Volle trattenere una canzone, perché fissava un momento, forse l' unico perfetto in tutta quella sequenza passata di mortificanti disillusioni. Non si può, non si può amare alla pari chi ci ispira mesta compassione, né chi risponde al nostro iniziale eroismo con la sola offerta di fragilità e debolezza.
Poi, trascorsero altri sette anni, e ...
(segue, forse...)
Lui, invece, partecipava sempre a qualunque cosa. Così, giusto per esserci. Essere tra altri. Ecco: per lui ESSERE era sempre CON, TRA, PER, IN RIFERIMENTO DE gli altri, ossia, la comunità.
E quest' ultimo elemento non è irrilevante, per comprendere gli sviluppi della storia.

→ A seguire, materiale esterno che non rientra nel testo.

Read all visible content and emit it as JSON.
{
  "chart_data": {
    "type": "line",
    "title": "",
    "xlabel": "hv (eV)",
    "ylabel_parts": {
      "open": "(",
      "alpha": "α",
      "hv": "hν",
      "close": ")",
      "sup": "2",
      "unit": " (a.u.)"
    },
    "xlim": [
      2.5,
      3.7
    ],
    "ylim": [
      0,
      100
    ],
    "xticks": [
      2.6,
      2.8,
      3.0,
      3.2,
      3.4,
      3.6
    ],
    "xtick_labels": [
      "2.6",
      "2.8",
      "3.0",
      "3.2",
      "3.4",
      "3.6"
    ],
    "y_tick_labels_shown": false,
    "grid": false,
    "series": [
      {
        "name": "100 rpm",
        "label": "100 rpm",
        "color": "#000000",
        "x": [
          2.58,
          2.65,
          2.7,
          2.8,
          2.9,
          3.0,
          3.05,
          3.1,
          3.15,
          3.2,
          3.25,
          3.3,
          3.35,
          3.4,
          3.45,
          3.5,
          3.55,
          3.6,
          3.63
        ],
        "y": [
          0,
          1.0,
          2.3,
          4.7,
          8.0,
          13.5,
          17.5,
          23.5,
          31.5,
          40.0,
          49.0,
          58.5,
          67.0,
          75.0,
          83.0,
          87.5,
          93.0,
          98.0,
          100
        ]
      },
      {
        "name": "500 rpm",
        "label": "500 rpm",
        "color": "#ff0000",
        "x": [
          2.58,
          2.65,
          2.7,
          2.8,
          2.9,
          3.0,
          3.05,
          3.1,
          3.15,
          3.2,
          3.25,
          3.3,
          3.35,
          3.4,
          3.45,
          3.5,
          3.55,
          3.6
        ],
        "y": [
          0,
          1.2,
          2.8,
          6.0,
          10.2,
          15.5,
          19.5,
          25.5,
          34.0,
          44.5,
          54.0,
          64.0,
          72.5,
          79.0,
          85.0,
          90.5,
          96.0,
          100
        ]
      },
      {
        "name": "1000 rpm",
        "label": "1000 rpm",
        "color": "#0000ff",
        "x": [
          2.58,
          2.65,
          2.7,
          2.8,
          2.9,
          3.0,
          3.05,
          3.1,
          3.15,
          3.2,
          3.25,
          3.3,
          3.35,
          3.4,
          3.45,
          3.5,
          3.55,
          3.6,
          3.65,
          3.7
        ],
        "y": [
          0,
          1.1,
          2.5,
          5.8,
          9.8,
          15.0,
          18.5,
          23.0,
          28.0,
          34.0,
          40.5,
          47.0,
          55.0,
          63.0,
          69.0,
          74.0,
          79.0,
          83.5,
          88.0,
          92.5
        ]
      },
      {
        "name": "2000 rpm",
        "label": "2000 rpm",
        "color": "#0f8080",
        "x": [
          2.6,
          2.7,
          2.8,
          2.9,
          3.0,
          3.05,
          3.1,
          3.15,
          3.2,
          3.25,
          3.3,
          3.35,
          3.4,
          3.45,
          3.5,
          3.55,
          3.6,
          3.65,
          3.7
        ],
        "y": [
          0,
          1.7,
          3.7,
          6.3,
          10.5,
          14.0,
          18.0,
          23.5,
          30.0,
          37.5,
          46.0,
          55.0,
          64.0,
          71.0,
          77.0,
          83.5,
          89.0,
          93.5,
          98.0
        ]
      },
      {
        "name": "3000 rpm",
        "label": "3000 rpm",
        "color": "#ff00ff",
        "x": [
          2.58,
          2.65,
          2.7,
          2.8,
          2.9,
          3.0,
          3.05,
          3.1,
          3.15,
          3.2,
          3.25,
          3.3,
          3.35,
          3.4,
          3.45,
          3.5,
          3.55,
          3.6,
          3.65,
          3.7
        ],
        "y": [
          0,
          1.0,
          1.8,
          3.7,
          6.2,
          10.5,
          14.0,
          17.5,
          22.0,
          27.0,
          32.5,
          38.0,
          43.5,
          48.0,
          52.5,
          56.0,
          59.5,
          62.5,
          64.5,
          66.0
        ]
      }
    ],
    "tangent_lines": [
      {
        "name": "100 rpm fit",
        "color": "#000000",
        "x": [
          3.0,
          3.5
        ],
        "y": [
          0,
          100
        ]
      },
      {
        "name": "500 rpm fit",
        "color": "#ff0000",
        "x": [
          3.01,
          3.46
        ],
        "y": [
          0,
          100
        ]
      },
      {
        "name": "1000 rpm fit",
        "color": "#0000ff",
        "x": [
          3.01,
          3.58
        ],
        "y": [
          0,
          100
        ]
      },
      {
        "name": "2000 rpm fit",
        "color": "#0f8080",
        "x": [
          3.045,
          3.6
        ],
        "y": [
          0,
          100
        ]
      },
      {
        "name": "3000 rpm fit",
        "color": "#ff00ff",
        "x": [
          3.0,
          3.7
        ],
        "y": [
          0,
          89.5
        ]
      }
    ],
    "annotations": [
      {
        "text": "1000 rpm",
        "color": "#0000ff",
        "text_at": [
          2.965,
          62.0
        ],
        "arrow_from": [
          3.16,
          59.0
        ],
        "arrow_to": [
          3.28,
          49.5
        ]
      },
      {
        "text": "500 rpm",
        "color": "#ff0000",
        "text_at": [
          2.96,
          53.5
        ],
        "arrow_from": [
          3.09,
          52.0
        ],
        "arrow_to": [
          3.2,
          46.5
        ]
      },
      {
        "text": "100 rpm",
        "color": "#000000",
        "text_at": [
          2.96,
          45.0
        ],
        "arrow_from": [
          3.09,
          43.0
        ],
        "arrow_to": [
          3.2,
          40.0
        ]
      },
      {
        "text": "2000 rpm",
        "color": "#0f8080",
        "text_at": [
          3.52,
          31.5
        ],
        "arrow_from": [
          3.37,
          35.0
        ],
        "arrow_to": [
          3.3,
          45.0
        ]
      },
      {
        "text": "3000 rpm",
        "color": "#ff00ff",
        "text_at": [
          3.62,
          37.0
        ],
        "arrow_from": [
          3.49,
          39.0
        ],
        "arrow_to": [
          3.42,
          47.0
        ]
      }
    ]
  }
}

Ma dopo l' insulsa cena ed i saluti frettolosi alla compagnia, in tre si attardarono sul piazzale del ristorante a chiacchierare ancora un po', per poi accorgersi, trascorse altre due ore al freddo notturno di quel sabato di febbraio, che non riuscivano a congedarsi. Erano lei, lui, ed un terzo che aveva subodorato la situazione e li amava entrambi, o forse, essendo questi un prete-laico ed essendosi innamorato infelicemente di lei da ragazzino sui banchi di scuola, sperava di poter bloccare, un po' per dover sacro ed un po' per nostalgico egoistico attaccamento al suo antico sentimento, l' imminente inesorabile uragano che già rumoreggiava all' orizzonte.
Nei giorni seguenti l' uragano si scatenò con inaudita violenza: bastò una settimana di ritorno alle consuetudini, perchè la distanza si rendesse crudele ed intollerabile e lui le dichiarasse, al telefono, "Ti amo da morire. Letteralmente, sento che ne morirò."
* Ma c' è qualcosa di più assurdo di questo?
Cos' è che ci fa apparire così profondamente nobile e romantico il morire d' amore?
E cos' è amare se non ambire all' annullamento, al sollievo di liberarsi, finalmente, dall' immane peso di condurre questo nostro 'sé', gravoso opprimente vigliacco, troppo a noi appresso lungo l' intera nostra esistenza?*
Così, tutto fu spazzato via, nel vortice cieco di quella che si rivelò un' illusione e che ora, ragionandoci, pare un disegno del destino, perché non c' è nulla che a noi umani necessiti più dell' astrazione, della narrazione, del simbolo.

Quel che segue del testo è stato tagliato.